Otherwise, the confrontations were limited to big noise, posturing and threats of God’s Almighty Wrath. Wary of further compromising my situation with the ex, I distanced myself from the extremists.
FOURTEEN
After each demonstration, the Playpen hosted a nightlong jam at which I kind of let myself go, even though it was out of character. The best I can explain my behavior is I must have been acti
ng out, affected more than I realized by the emotions of the day.
This is why I stay away from politics. There’s no winning unless you’ve already won. You have little power if you’re not in a position of strength to begin with. Don’t talk to me about the First Amendment. What you get from all sides is piss and vinegar. No one listens. Everyone’s right. No one cares about anyone but themselves. Maybe not no one. But it sure felt like that when I was in the thick of it. So afterwards I self-medicated, in therapist-speak. I pushed myself over the edge to bungee back to a safer, more familiar place.

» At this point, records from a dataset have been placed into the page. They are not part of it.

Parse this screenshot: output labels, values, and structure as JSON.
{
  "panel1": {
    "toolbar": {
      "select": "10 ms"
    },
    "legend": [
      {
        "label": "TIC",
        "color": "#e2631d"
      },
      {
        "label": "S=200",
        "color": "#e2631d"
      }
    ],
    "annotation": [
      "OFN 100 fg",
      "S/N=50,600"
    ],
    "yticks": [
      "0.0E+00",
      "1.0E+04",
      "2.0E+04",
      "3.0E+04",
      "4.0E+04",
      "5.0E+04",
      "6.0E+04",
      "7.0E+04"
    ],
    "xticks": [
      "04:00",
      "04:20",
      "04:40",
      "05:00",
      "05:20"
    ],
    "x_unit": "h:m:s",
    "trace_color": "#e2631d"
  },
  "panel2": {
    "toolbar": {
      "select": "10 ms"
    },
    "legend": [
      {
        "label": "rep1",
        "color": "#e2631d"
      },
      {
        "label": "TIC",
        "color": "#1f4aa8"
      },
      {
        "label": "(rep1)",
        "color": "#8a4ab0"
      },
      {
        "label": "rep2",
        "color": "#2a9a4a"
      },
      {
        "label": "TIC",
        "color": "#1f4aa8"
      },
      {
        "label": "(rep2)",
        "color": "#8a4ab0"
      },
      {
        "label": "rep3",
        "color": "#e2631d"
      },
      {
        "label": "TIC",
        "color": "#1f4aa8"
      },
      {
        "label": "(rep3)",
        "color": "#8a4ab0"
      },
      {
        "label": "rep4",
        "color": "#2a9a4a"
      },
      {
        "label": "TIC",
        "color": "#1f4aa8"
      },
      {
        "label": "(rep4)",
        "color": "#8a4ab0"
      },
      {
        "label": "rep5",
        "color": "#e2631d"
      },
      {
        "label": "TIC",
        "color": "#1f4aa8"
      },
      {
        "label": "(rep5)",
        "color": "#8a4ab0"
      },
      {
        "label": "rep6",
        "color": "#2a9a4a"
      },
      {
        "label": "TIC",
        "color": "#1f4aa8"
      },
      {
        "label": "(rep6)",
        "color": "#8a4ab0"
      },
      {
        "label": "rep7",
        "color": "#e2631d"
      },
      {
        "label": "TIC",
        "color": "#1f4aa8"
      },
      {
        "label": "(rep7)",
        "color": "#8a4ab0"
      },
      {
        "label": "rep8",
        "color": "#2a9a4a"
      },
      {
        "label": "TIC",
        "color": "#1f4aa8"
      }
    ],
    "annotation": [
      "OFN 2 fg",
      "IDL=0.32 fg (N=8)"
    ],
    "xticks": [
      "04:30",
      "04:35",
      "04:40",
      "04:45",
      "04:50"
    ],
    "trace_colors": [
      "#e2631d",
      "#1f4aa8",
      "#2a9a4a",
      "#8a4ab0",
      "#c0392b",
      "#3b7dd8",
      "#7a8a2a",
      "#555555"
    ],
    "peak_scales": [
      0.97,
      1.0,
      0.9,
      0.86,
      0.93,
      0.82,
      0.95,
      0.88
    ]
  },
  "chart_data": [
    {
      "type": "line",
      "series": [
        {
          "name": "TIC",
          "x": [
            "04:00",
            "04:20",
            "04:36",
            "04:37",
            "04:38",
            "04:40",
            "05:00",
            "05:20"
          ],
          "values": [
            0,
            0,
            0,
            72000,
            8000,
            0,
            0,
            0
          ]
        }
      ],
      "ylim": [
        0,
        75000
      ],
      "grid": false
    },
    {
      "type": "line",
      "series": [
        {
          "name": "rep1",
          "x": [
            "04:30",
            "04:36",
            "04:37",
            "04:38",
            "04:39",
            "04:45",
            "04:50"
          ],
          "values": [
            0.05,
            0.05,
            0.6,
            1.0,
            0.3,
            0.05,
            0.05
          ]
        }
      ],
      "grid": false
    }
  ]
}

If it weren’t for all these jpegs, thanks to Bebe’s picture-taking fetish, I would have blacked out most everything. But given the always-open aperture of our digital age, forgetting is rarely an option.
I’ll try to recount the truth as I now remember it.
playpen.jpg
Exterior shot of the Playpen. A tall woman in a top hat and bondage gear (Shea), herding the crowd outside into the warehouse. She’s got a bullwhip in her hand. She’d crack it against the pavement to move everyone along. “Come inside and play,” she’d say, “or come again another day.” The police would only bust up the party if it wasn’t contained within the building. Nobody wanted to deal with the law. There were a lot of noobs that first night, I recall Cyrus complaining, so a handful of regulars rotated as security, breaking up would-be fights, chasing off the rowdies blasting fireworks in the street.